東電社長はなぜ不逮捕?

今日昼のニュースで、4年前の居酒屋の火事で4人が死亡した事件に関してビルの所有者や居酒屋の店長が逮捕されたと報じていた.容疑は業務上過失致死傷である.なすべきことをせず人を死なせた,ということだ.
一方,昨日の夜のニュースで,福島の避難区域で,皆が避難した中で取り残された体の不自由な老人で餓死したと考えられる人が,ある町だけで5人いることが報じられ,担当の人や医師も,地震津波ならもっときめ細かく独居老人を訪ねられたのだが,原発事故で緊急避難の中では,それができなかった,といっていた.行政の人間も餓死は原発事故が原因だと認めている.
居酒屋火災で二人を逮捕しながら,ではなぜ検察は,餓死した独居老人の死に対して東電の業務上過失致死を問わないのか.その容疑は明らかに存在しているではないか.さらに,あれだけ多くの人が地震津波による原発事故を警告し,東電自体もそのことを認識していたのに,とりあえずの対策すら金がかかるということで後回しにしていた.原発事故は過失どころか少なくとも未必の故意である.多くの人が故郷を追われ,多くの人が亡くなり,また多くの家畜も死んだ.原発さえなければといって自死した人もいた.この先どれだけの放射線被害が出るのかもまったく分からない.これらのことについて,なぜその刑事責任が問われないのか.なぜ東電社長は逮捕されないのか.なぜ東電が捜査の対象にならないのか.誰でもそう考える.
追伸:同じ疑問を持った人がいる
これでは日本の検察や司法は東電の用心棒なのだといわれても仕方がない.確かに,用心棒ならご主人を逮捕しないのももっともである.東電とは日本の旧体制そのものであり,戦後,対米従属下で,地方を疲弊させ、沖縄を差別し,格差を拡大し,ひたすら大企業の経済的利益を追求して日本社会を荒廃させてきた旧体制である.その体制を守る用心棒,これが検察,警察,裁判所など日本の司法権力の実体ではないのか.

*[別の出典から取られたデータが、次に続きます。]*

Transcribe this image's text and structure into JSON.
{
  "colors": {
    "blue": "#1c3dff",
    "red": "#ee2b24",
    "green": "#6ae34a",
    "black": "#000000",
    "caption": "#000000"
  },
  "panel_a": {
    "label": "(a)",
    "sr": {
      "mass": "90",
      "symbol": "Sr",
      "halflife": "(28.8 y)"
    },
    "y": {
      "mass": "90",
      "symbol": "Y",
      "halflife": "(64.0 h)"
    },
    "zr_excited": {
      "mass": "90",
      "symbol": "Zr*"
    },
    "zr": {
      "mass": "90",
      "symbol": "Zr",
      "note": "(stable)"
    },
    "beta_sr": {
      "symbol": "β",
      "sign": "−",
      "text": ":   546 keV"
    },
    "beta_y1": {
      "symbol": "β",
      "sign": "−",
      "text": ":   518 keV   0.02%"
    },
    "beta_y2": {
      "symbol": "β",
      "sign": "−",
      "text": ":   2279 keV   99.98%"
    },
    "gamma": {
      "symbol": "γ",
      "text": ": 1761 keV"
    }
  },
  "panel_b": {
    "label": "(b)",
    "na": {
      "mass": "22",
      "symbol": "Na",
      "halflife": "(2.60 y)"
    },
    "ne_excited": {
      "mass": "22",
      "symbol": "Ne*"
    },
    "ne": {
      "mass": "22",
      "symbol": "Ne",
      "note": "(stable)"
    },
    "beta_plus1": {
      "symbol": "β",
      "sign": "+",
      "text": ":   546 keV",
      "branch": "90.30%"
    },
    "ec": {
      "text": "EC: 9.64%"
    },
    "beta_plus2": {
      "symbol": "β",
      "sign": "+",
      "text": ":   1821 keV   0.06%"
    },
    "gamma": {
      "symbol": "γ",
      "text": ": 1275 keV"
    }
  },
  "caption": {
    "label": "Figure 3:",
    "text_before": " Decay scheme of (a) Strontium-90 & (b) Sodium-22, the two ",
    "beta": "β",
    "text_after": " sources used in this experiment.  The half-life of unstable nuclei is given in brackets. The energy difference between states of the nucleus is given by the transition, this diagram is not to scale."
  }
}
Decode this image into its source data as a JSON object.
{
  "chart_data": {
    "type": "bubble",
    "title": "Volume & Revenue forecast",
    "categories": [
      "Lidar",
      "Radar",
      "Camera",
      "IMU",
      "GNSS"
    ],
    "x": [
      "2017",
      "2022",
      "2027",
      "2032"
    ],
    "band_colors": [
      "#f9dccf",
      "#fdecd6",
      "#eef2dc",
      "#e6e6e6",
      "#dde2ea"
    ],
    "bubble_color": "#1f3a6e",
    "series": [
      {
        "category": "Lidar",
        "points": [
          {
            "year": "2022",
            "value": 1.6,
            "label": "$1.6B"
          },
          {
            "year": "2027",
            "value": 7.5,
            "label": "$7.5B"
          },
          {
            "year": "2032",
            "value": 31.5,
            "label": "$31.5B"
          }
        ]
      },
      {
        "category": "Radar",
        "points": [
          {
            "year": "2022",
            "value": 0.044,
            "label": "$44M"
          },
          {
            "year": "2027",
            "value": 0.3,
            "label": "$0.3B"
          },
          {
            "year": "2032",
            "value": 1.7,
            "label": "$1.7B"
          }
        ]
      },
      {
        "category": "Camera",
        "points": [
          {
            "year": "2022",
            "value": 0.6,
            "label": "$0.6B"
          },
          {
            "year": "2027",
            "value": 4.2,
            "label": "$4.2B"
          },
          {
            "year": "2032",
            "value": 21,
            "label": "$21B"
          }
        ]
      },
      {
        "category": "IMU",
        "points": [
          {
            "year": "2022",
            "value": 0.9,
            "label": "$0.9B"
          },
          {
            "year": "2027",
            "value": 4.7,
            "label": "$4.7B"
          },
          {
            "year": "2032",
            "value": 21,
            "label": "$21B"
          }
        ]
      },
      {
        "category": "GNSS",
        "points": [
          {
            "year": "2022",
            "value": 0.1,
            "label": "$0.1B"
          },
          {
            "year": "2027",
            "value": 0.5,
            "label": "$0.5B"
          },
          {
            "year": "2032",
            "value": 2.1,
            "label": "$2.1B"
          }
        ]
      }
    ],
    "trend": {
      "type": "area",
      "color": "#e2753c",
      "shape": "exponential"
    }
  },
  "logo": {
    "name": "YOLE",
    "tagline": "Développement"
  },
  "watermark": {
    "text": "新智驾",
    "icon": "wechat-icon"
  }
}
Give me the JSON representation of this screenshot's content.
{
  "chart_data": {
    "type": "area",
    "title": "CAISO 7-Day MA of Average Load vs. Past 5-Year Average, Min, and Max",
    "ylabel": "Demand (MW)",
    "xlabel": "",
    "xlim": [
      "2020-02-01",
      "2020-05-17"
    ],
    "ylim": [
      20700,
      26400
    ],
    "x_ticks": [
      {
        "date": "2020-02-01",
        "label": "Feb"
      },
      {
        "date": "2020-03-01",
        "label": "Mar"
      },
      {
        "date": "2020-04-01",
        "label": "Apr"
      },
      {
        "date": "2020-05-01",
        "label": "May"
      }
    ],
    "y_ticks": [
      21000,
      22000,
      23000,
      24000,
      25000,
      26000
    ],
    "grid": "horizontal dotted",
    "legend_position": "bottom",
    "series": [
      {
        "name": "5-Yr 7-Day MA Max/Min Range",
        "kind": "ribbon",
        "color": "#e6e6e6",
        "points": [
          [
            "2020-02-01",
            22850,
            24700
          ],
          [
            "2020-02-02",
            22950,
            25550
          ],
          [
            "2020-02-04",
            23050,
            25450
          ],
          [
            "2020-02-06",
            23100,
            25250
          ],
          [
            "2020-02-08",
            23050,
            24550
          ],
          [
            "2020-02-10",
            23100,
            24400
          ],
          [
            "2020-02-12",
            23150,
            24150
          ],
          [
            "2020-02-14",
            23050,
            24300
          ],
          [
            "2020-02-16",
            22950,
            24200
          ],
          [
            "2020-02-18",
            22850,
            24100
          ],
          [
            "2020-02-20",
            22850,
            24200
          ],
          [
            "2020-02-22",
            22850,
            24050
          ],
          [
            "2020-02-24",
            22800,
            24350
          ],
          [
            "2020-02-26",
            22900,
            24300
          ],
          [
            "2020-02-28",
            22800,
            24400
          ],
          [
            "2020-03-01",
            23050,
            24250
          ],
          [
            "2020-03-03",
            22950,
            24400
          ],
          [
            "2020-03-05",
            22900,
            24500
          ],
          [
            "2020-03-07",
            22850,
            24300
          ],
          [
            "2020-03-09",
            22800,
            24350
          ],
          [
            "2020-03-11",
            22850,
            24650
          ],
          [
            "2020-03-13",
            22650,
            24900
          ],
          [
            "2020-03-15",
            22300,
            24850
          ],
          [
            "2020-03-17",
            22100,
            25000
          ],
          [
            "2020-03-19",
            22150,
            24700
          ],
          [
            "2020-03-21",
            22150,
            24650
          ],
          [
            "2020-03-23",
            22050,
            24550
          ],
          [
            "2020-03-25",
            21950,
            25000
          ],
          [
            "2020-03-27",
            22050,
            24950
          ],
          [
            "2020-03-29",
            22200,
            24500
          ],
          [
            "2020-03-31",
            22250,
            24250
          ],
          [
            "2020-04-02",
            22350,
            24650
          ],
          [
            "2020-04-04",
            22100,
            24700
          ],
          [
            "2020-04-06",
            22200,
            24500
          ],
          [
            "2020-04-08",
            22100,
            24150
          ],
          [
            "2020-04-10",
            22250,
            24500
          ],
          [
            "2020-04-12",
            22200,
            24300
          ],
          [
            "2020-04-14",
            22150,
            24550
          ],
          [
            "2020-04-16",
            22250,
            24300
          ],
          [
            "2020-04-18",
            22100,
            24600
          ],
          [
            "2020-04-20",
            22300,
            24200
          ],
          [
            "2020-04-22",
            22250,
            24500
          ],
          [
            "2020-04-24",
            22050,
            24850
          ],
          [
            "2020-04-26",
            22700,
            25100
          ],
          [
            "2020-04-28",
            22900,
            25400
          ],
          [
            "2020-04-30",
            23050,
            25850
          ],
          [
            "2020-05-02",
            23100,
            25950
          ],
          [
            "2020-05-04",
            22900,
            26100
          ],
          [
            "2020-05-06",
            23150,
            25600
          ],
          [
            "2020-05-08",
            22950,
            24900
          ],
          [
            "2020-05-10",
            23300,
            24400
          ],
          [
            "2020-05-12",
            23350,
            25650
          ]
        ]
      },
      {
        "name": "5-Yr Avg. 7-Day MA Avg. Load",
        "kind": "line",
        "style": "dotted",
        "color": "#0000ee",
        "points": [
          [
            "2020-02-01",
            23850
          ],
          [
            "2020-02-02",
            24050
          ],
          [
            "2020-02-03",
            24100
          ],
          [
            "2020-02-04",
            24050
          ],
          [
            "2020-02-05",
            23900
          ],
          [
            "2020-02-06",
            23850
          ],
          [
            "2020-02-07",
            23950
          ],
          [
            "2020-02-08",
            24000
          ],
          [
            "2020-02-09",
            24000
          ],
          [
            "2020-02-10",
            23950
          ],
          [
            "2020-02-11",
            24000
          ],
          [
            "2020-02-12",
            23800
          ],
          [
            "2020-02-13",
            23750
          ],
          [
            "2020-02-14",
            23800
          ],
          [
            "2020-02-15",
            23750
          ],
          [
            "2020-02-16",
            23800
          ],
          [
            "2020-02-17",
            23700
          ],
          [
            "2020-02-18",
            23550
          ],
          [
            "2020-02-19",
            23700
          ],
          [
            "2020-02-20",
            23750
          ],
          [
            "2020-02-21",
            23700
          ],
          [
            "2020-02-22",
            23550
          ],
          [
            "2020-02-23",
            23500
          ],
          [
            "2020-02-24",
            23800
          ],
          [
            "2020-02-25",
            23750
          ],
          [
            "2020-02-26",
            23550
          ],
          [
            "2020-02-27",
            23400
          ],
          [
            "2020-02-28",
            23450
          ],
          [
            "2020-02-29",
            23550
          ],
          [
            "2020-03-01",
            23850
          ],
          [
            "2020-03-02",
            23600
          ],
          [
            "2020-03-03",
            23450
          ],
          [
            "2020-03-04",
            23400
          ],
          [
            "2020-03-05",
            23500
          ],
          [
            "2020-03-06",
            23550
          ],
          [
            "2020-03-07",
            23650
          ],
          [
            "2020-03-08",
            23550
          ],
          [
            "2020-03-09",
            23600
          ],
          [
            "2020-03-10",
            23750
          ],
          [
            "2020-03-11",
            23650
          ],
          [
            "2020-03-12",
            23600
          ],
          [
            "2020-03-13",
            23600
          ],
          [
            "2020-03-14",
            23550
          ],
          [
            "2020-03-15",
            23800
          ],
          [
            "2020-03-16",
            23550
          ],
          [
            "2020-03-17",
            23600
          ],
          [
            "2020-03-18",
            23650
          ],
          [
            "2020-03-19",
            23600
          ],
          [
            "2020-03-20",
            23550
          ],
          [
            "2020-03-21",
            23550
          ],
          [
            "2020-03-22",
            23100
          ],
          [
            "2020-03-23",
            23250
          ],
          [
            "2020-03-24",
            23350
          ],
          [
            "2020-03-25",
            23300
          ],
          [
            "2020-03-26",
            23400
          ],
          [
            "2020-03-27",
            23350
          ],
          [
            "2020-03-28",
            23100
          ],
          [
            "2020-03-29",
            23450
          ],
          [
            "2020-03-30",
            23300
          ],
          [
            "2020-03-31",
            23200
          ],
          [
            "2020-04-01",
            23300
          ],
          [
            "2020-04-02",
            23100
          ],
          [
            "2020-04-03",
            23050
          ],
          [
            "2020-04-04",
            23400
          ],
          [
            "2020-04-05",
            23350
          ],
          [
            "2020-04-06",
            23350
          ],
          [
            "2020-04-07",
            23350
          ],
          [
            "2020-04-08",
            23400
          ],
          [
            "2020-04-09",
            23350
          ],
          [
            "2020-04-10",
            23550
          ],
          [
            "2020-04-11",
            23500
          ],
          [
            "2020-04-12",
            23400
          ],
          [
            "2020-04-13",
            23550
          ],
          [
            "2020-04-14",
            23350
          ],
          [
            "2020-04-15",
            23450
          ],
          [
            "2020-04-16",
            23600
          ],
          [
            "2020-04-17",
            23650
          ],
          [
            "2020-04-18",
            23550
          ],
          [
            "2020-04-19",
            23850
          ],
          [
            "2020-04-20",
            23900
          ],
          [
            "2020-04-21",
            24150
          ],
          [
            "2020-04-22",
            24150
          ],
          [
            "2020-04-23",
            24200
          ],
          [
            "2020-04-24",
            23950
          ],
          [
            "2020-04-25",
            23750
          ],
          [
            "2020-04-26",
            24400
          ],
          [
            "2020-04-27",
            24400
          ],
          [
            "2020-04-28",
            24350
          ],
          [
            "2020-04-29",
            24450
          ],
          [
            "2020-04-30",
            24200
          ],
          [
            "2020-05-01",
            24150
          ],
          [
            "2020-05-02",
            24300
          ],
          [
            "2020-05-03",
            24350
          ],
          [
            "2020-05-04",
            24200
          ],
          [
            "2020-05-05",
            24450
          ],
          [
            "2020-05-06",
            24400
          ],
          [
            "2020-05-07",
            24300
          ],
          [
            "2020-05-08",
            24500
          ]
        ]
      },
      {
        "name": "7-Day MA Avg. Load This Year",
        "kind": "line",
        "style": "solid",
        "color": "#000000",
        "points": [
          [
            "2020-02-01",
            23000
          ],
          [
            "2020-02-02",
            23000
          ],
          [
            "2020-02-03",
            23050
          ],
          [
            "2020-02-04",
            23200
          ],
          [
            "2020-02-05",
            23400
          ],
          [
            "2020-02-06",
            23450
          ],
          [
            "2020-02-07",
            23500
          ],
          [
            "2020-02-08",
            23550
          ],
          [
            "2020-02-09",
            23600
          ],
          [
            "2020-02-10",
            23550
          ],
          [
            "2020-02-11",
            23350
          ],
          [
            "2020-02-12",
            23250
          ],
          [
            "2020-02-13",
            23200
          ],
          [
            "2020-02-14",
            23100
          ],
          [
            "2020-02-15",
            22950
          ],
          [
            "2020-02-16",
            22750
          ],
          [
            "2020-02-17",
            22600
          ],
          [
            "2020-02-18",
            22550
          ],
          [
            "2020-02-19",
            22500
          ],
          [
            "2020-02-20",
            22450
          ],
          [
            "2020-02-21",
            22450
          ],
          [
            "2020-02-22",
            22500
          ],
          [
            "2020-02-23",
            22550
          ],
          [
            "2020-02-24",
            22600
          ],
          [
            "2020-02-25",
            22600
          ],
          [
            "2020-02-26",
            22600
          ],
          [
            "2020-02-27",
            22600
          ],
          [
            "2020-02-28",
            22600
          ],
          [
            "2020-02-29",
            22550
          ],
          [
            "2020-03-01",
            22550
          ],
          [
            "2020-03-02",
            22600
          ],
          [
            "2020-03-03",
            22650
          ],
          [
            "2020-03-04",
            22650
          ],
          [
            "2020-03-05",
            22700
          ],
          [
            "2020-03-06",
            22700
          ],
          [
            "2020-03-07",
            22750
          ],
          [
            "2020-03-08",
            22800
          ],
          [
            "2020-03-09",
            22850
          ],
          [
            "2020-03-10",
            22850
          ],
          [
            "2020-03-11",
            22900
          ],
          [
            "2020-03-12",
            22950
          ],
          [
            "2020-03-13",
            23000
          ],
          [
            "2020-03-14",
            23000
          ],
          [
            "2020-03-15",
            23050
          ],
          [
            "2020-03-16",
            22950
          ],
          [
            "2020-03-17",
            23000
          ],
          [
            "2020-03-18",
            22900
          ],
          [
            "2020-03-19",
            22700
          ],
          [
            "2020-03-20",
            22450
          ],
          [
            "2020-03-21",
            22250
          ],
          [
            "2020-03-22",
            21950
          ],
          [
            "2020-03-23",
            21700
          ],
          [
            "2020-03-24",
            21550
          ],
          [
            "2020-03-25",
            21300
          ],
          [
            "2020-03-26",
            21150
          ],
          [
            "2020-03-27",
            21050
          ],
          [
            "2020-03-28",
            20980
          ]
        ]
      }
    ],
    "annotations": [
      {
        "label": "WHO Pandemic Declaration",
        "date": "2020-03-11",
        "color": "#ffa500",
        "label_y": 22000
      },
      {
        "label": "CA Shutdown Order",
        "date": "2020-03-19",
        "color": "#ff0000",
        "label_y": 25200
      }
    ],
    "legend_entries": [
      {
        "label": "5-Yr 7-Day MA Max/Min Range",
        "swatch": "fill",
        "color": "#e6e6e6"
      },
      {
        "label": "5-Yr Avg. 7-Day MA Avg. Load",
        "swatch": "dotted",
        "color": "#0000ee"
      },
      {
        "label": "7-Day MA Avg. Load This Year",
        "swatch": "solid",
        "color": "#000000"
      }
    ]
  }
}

それではじめて東電社長が未だに逮捕されない理由が説明できる.そうかも知れない.こういう現代の日本をどのように考えればよいのか.このままでいいのか.いつまでこれを許しておくのか.
追伸(3/7):日本の首相自身が3月3日に東電の刑事責任を追及しないことを明言している.Japan PM: No individual to blame for Fukushima.その抄訳が大沼安史さんのブログにある.現在の日本国政府もまた東電の側の用心棒なのだ.首相の言葉はかつての一億総懺悔と同じ言葉である.懺悔などは必要ない.責任をとるべきものに責任をとらせる.もし今回一億総懺悔論で東電の責任を見逃せば,われわれは同じ誤ちくりかえすことになる.1回目の一億総懺悔で責任を逃れたものたちが,戦後原発を推進し,東電核惨事に至ったのだ.それでもまだ総懺悔をいうか,いわせておくのか,という問題である.